Commentary / Japan

Clear regulations needed for international schools

A new report on international education has indicated that the number of international schools in many countries is rising rapidly. The number of English-language K-12 schools including British and American schools overseas and British independent schools abroad, has increased by 41.5 percent in the past five years, according to International School Consultancy research completed in 2016.

The number of students attending international schools is now over 4.3 million worldwide, a 45.9 percent growth in just five years. Asia, including the Middle East, has seen an even sharper growth of 55.7 percent. In fact, Asia now has 54 percent of all international schools and 60 percent of students at these schools.

Popular belief holds that international schools are meant to educate expatriate children of different nationalities. However, most of the students represented by the latest rise in numbers are in their home countries. This means that more families are selecting fee-paying international schools over local public or private schools. The main reasons parents have given for this choice are to enable their children to learn English, to have their children follow a Western style of learning, and to grant their children access to globally recognized qualifications, such as the International Baccalaureate Diploma, U.K. A levels, American SATs, or Advanced Placement credit.

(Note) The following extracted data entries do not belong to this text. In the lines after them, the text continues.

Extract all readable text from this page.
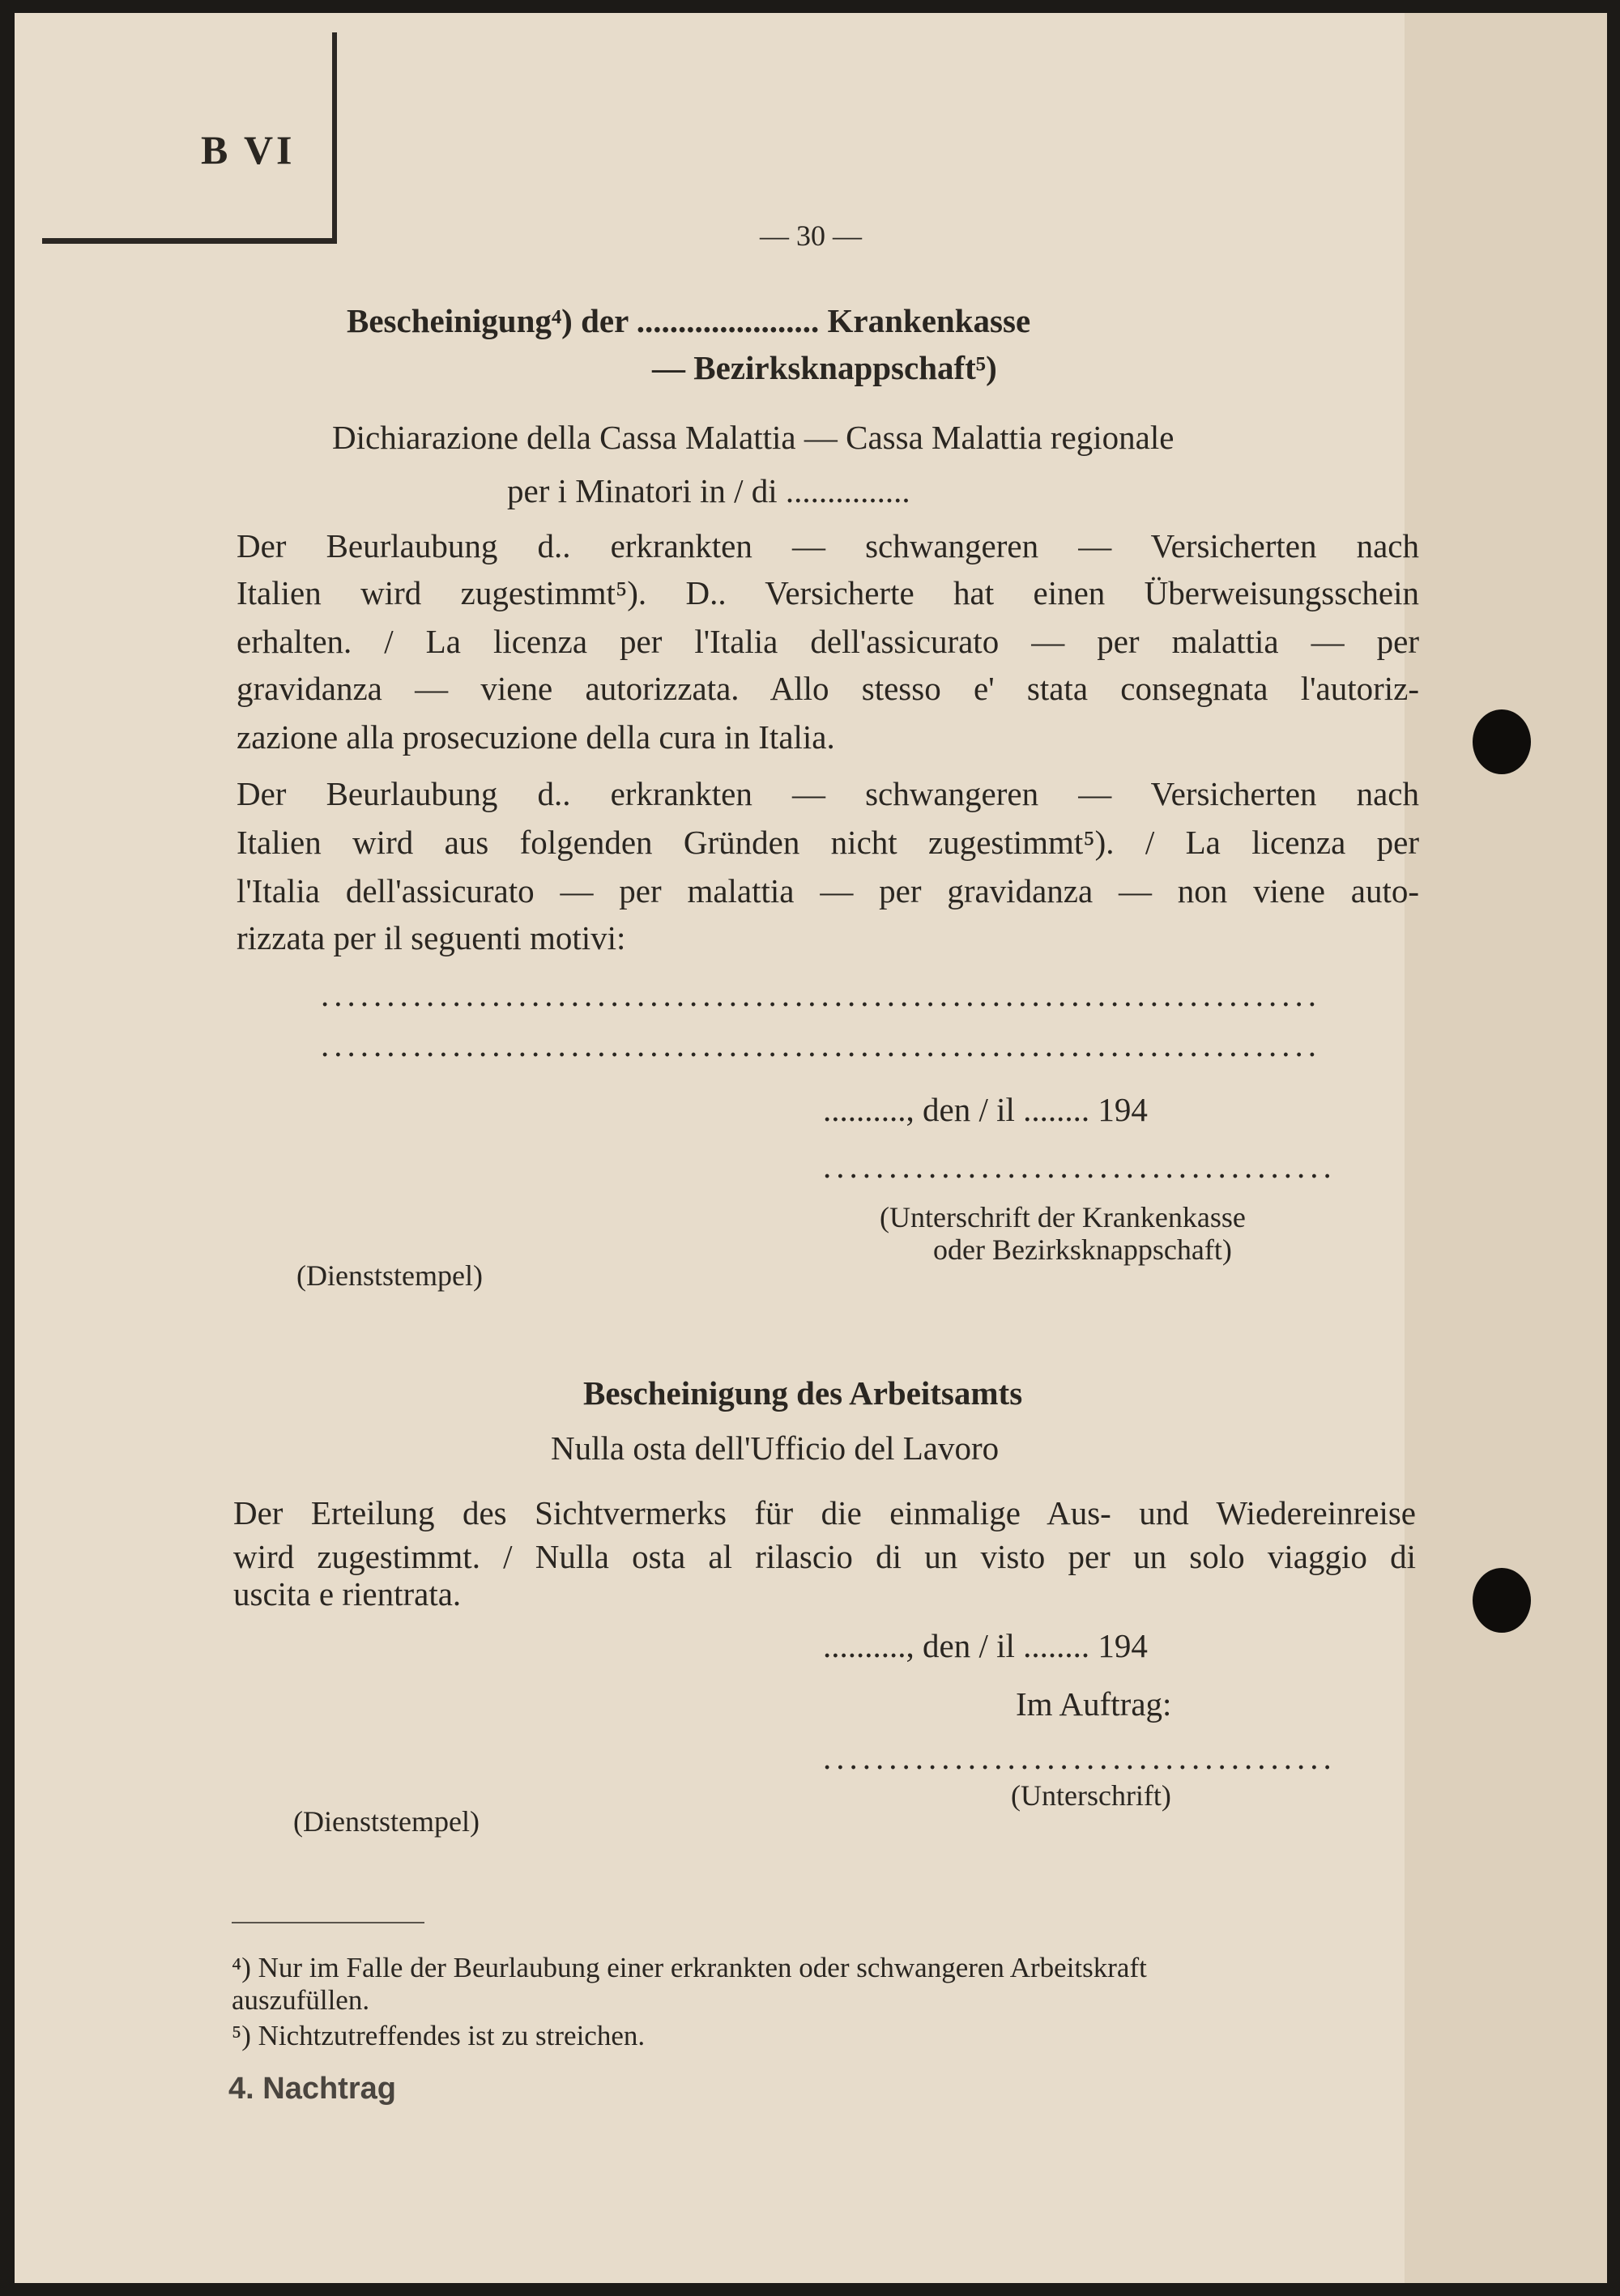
B VI
— 30 —
Bescheinigung⁴) der ...................... Krankenkasse
— Bezirksknappschaft⁵)
Dichiarazione della Cassa Malattia — Cassa Malattia regionale
per i Minatori in / di ...............
Der Beurlaubung d.. erkrankten — schwangeren — Versicherten nach
Italien wird zugestimmt⁵). D.. Versicherte hat einen Überweisungsschein
erhalten. / La licenza per l'Italia dell'assicurato — per malattia — per
gravidanza — viene autorizzata. Allo stesso e' stata consegnata l'autoriz-
zazione alla prosecuzione della cura in Italia.
Der Beurlaubung d.. erkrankten — schwangeren — Versicherten nach
Italien wird aus folgenden Gründen nicht zugestimmt⁵). / La licenza per
l'Italia dell'assicurato — per malattia — per gravidanza — non viene auto-
rizzata per il seguenti motivi:
............................................................................
............................................................................
.........., den / il ........ 194
.......................................
(Unterschrift der Krankenkasse
oder Bezirksknappschaft)
(Dienststempel)
Bescheinigung des Arbeitsamts
Nulla osta dell'Ufficio del Lavoro
Der Erteilung des Sichtvermerks für die einmalige Aus- und Wiedereinreise
wird zugestimmt. / Nulla osta al rilascio di un visto per un solo viaggio di
uscita e rientrata.
.........., den / il ........ 194
Im Auftrag:
.......................................
(Unterschrift)
(Dienststempel)
⁴) Nur im Falle der Beurlaubung einer erkrankten oder schwangeren Arbeitskraft
auszufüllen.
⁵) Nichtzutreffendes ist zu streichen.
4. Nachtrag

Countries vary in how tolerant their government policies are with regard to local children attending international schools. What about Japan? Article 26 of Japan’s Constitution states, “All people shall have the right to receive an equal education correspondent to their ability, as provided by law. All people shall be obligated to have all boys and girls under their protection receive ordinary education as provided for by law. Such compulsory education shall be free.”

Compulsory education covers the nine years from grade 1 to grade 9 in elementary and junior high schools. Ordinary education means students must be educated in Article 1 schools as defined by Article 1 of the School Education Law. Article 1 schools must follow the national curriculum, with designated textbooks and a regulated time schedule, as decided by the government. And importantly, in public Article 1 schools, all tuition and, in private Article 1 schools, part of the tuition, is funded by taxpayers’ money.

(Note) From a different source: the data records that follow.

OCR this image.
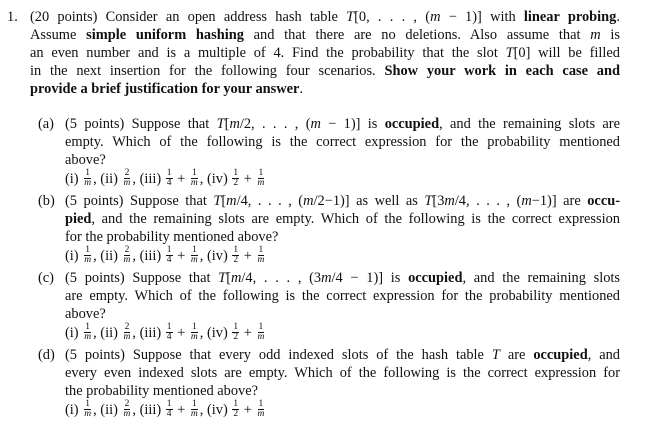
1. (20 points) Consider an open address hash table T[0, . . . , (m − 1)] with linear probing.
Assume simple uniform hashing and that there are no deletions. Also assume that m is
an even number and is a multiple of 4. Find the probability that the slot T[0] will be filled
in the next insertion for the following four scenarios. Show your work in each case and
provide a brief justification for your answer.
(a) (5 points) Suppose that T[m/2, . . . , (m − 1)] is occupied, and the remaining slots are
empty. Which of the following is the correct expression for the probability mentioned
above?
$(i) \frac{1}{m}$ , $(ii) \frac{2}{m}$ , $(iii) \frac{1}{4} + \frac{1}{m}$ , $(iv) \frac{1}{2} + \frac{1}{m}$
(b) (5 points) Suppose that T[m/4, . . . , (m/2−1)] as well as T[3m/4, . . . , (m−1)] are occu-
pied, and the remaining slots are empty. Which of the following is the correct expression
for the probability mentioned above?
$(i) \frac{1}{m}$ , $(ii) \frac{2}{m}$ , $(iii) \frac{1}{4} + \frac{1}{m}$ , $(iv) \frac{1}{2} + \frac{1}{m}$
(c) (5 points) Suppose that T[m/4, . . . , (3m/4 − 1)] is occupied, and the remaining slots
are empty. Which of the following is the correct expression for the probability mentioned
above?
$(i) \frac{1}{m}$ , $(ii) \frac{2}{m}$ , $(iii) \frac{1}{4} + \frac{1}{m}$ , $(iv) \frac{1}{2} + \frac{1}{m}$
(d) (5 points) Suppose that every odd indexed slots of the hash table T are occupied, and
every even indexed slots are empty. Which of the following is the correct expression for
the probability mentioned above?
$(i) \frac{1}{m}$ , $(ii) \frac{2}{m}$ , $(iii) \frac{1}{4} + \frac{1}{m}$ , $(iv) \frac{1}{2} + \frac{1}{m}$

Students younger than grade 1, or preschoolers, and students older than grade 9 have the freedom not to attend Article 1 schools. But it is the duty of parents to send their children to Article 1 schools during the compulsory period. There is no other choice.

According to the Education, Culture, Sport and Technology Ministry, the definition of an international school is an educational facility for non-Japanese children only. And 99 percent of international schools are not Article 1 schools. Instead, they hold a status such as miscellaneous school (kakushu gakko), a corporation, NPO or incorporated foundation. This means Japanese children from grade 1 to 9 are not legally allowed to attend such international schools.

The only exceptions from the government are to Japanese students who have dual or multiple nationalities and who are considered most likely not to choose to keep Japanese nationality in the future. Japanese students who reside in foreign countries or those who have returned from overseas and who are being acculturated into Japanese society are also eligible for this exemption. If this law is violated, there is theoretically a fine of up to ¥100,000 and a warning issued to both parents and the school.

But, in reality, more than half the students at the international schools in Japan are Japanese and, in some schools, especially new ones, almost a majority of the students are Japanese. Although the government knows about this, it does nothing about it.

So how is this possible on such a large scale? Well, for the compulsory period of education, the public school that children must attend is decided by the local government and depends on areas of residency. One can be excused from attendance only if one has proof of attending a private Article 1 school. So, those who go to international school resister themselves at those local designated public schools and then simply do not go there. Some of them might actually attend from mid-June, for a month, during their international school’s summer holiday, while their public Japanese school is still open.

But there is no guarantee that this loophole will help parents avoid the penalty every time. One of the students of my school was rejected by the principal of his local school, and so the disappointed parents changed the child’s address to his grandmother’s residence, 240 km away. The local school there promised to welcome him even though they knew he would not attend. Not only that, but at the end of grade 6, he received a graduation certificate without attending the school, even for a day, for six years. Another student was not accepted at the grade 1 level, but a year later, when a new principal was assigned to the school, she had no problem being accepted. Parents have repeatedly told me that the decision can depend on the personal views and character of a principal or person in charge of the local board of education. Surely this shouldn’t be the case. Conditions must always be the same regardless of who is in charge.

In fact, I feel that, in this country, there are just too many gray areas like this with many unwritten rules and unregulated decisions. It could be a part of our culture, with certain advantages depending on the situation, but educational choice should not be burdened by unregulated systems.

The government should not ignore the fact that many children of Japanese nationals are attending non-Article 1 schools. If the government wishes to institute policies, it should do so across the board and there should be no loopholes or workarounds. If the government allows some Japanese children to attend non-Article 1 schools, it should allow all children to do this. Isn’t it time to develop clear regulations for schools?

Ikuko Tsuboya-Newell is the founder and chair of Tokyo International School. She serves as the International Baccalaureate Japan ambassador and as adviser on revitalization of education commissioned by the education ministry.